The governor said the state expects to contribute financially in future legislative sessions as flood protection as plans move forward for the Souris River valley. There's still a possibility that a flood protection plan for the river basin will become a U.S. Corps of Engineers project, he said. Property acquisitions and engineering being done in the meantime in Minot and Ward County can be incorporated into a basinwide project later, he said.
Minot also will receive $12.6 million in oil impact funding under legislation approved this past session.
The dollars are a sign that Minot is finally being recognized as an oil impact and hub community, Dalrymple said.
Mayor Curt Zimbelman said it was a challenge to get legislators to see the impact of oil on Minot.

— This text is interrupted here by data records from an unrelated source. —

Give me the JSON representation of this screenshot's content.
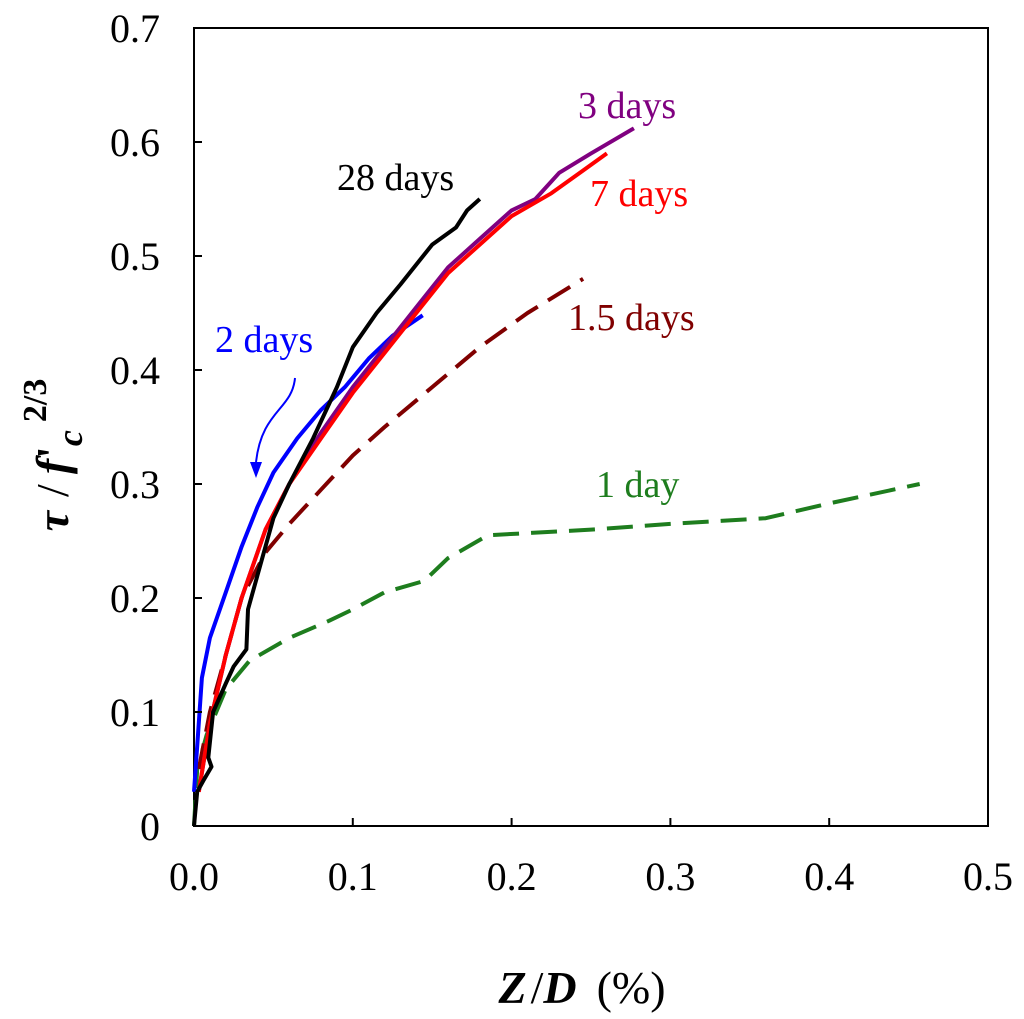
{
  "chart_data": {
    "type": "line",
    "title": "",
    "xlabel": {
      "var": "Z",
      "sep": "/",
      "den": "D",
      "unit": "(%)"
    },
    "ylabel": {
      "tau": "τ",
      "sep": "/",
      "f": "f",
      "prime": "'",
      "sub": "c",
      "exp": "2/3"
    },
    "xlim": [
      0,
      0.5
    ],
    "ylim": [
      0,
      0.7
    ],
    "x_ticks": [
      "0.0",
      "0.1",
      "0.2",
      "0.3",
      "0.4",
      "0.5"
    ],
    "y_ticks": [
      "0",
      "0.1",
      "0.2",
      "0.3",
      "0.4",
      "0.5",
      "0.6",
      "0.7"
    ],
    "grid": false,
    "series": [
      {
        "name": "1 day",
        "color": "#1e7d1e",
        "dashed": true,
        "label": "1 day",
        "points": [
          [
            0,
            0
          ],
          [
            0.002,
            0.05
          ],
          [
            0.008,
            0.08
          ],
          [
            0.02,
            0.12
          ],
          [
            0.035,
            0.145
          ],
          [
            0.06,
            0.165
          ],
          [
            0.085,
            0.18
          ],
          [
            0.1,
            0.19
          ],
          [
            0.12,
            0.205
          ],
          [
            0.145,
            0.215
          ],
          [
            0.16,
            0.235
          ],
          [
            0.185,
            0.255
          ],
          [
            0.25,
            0.26
          ],
          [
            0.3,
            0.265
          ],
          [
            0.36,
            0.27
          ],
          [
            0.4,
            0.283
          ],
          [
            0.457,
            0.3
          ]
        ]
      },
      {
        "name": "1.5 days",
        "color": "#800000",
        "dashed": true,
        "label": "1.5 days",
        "points": [
          [
            0.003,
            0.05
          ],
          [
            0.01,
            0.1
          ],
          [
            0.02,
            0.15
          ],
          [
            0.03,
            0.2
          ],
          [
            0.045,
            0.24
          ],
          [
            0.06,
            0.265
          ],
          [
            0.08,
            0.295
          ],
          [
            0.1,
            0.325
          ],
          [
            0.12,
            0.35
          ],
          [
            0.15,
            0.385
          ],
          [
            0.18,
            0.42
          ],
          [
            0.21,
            0.45
          ],
          [
            0.245,
            0.48
          ]
        ]
      },
      {
        "name": "2 days",
        "color": "#0000ff",
        "dashed": false,
        "label": "2 days",
        "points": [
          [
            0,
            0.03
          ],
          [
            0.002,
            0.07
          ],
          [
            0.005,
            0.13
          ],
          [
            0.01,
            0.165
          ],
          [
            0.02,
            0.205
          ],
          [
            0.03,
            0.245
          ],
          [
            0.04,
            0.28
          ],
          [
            0.05,
            0.31
          ],
          [
            0.065,
            0.34
          ],
          [
            0.08,
            0.365
          ],
          [
            0.095,
            0.385
          ],
          [
            0.11,
            0.41
          ],
          [
            0.125,
            0.43
          ],
          [
            0.144,
            0.448
          ]
        ]
      },
      {
        "name": "3 days",
        "color": "#800080",
        "dashed": false,
        "label": "3 days",
        "points": [
          [
            0.003,
            0.03
          ],
          [
            0.01,
            0.09
          ],
          [
            0.02,
            0.15
          ],
          [
            0.03,
            0.2
          ],
          [
            0.045,
            0.26
          ],
          [
            0.06,
            0.3
          ],
          [
            0.08,
            0.345
          ],
          [
            0.1,
            0.385
          ],
          [
            0.12,
            0.42
          ],
          [
            0.14,
            0.455
          ],
          [
            0.16,
            0.49
          ],
          [
            0.18,
            0.515
          ],
          [
            0.2,
            0.54
          ],
          [
            0.215,
            0.55
          ],
          [
            0.23,
            0.573
          ],
          [
            0.25,
            0.59
          ],
          [
            0.277,
            0.612
          ]
        ]
      },
      {
        "name": "7 days",
        "color": "#ff0000",
        "dashed": false,
        "label": "7 days",
        "points": [
          [
            0.003,
            0.03
          ],
          [
            0.01,
            0.09
          ],
          [
            0.02,
            0.15
          ],
          [
            0.03,
            0.2
          ],
          [
            0.045,
            0.26
          ],
          [
            0.06,
            0.3
          ],
          [
            0.08,
            0.34
          ],
          [
            0.1,
            0.38
          ],
          [
            0.12,
            0.415
          ],
          [
            0.14,
            0.45
          ],
          [
            0.16,
            0.485
          ],
          [
            0.18,
            0.51
          ],
          [
            0.2,
            0.535
          ],
          [
            0.225,
            0.555
          ],
          [
            0.245,
            0.575
          ],
          [
            0.26,
            0.59
          ]
        ]
      },
      {
        "name": "28 days",
        "color": "#000000",
        "dashed": false,
        "label": "28 days",
        "points": [
          [
            0,
            0
          ],
          [
            0.002,
            0.03
          ],
          [
            0.006,
            0.04
          ],
          [
            0.011,
            0.052
          ],
          [
            0.009,
            0.06
          ],
          [
            0.012,
            0.1
          ],
          [
            0.02,
            0.125
          ],
          [
            0.025,
            0.14
          ],
          [
            0.033,
            0.155
          ],
          [
            0.034,
            0.19
          ],
          [
            0.04,
            0.22
          ],
          [
            0.05,
            0.27
          ],
          [
            0.06,
            0.3
          ],
          [
            0.075,
            0.34
          ],
          [
            0.09,
            0.385
          ],
          [
            0.1,
            0.42
          ],
          [
            0.115,
            0.45
          ],
          [
            0.13,
            0.475
          ],
          [
            0.15,
            0.51
          ],
          [
            0.165,
            0.525
          ],
          [
            0.172,
            0.54
          ],
          [
            0.18,
            0.55
          ]
        ]
      }
    ],
    "annotations": [
      {
        "text": "28 days",
        "color": "#000000"
      },
      {
        "text": "3 days",
        "color": "#800080"
      },
      {
        "text": "7 days",
        "color": "#ff0000"
      },
      {
        "text": "1.5 days",
        "color": "#800000"
      },
      {
        "text": "2 days",
        "color": "#0000ff"
      },
      {
        "text": "1 day",
        "color": "#1e7d1e"
      }
    ]
  }
}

"I really felt in my heart that the Legislature didn't understand really the impact of oil on our city, and I think sometimes maybe the flood played a role in that. That was more of the need that needed to be taken care of. But in the end, we were taken care of very well on both ends. So we are going to put those monies to work," Zimbelman said.
Two appropriations for Minot that Dalrymple singled out were funding for the Rebuilders Loan Fund and oil-impacted airports.
The Legislature re-authorized spending of leftover funds in the Rebuilders Loan Fund, which provides loans of up to $30,000 at 1 percent interest to help homeowners rebuild from the 2011 flood. The Legislature added another $5 million to make $13.5 million available this session.
Legislators also expanded the program to enable existing borrowers to seek additional loans of $20,000, to provide loans up to $30,000 to landlords and to assist displaced residents in federal temporary housing units to buy the units.
House Bill 1358 provided $60 million to oil-impacted airports to match Federal Aviation Administration dollars. Minot already has applied for $25 million, an amount included in the governor's executive budget.
"Our hope is that the federal government will be able to make the match that is suggested by this grant program, and once we get the confirmation that some federal money is going to be available from the FAA, we will be moving forward," Dalrymple said.
He noted that Minot's air traffic has tripled since 2009. For the first quarter of this year, passenger numbers are up 5 percent. The Minot airport is scheduled to construct a 110,000-square-foot passenger terminal to replace an existing 34,000-square-foot terminal.
"We have always relied on the FAA to essentially provide all of the grant money for airport expansions," Dalrymple said. "We are stepping up for the first time ever and saying we will lead the way because it is the result of a booming industry. We understand that the federal government has had to slow down their grant disbursements significantly, and we are not going to allow this project to be slowed down by any circumstances in Washington, D.C."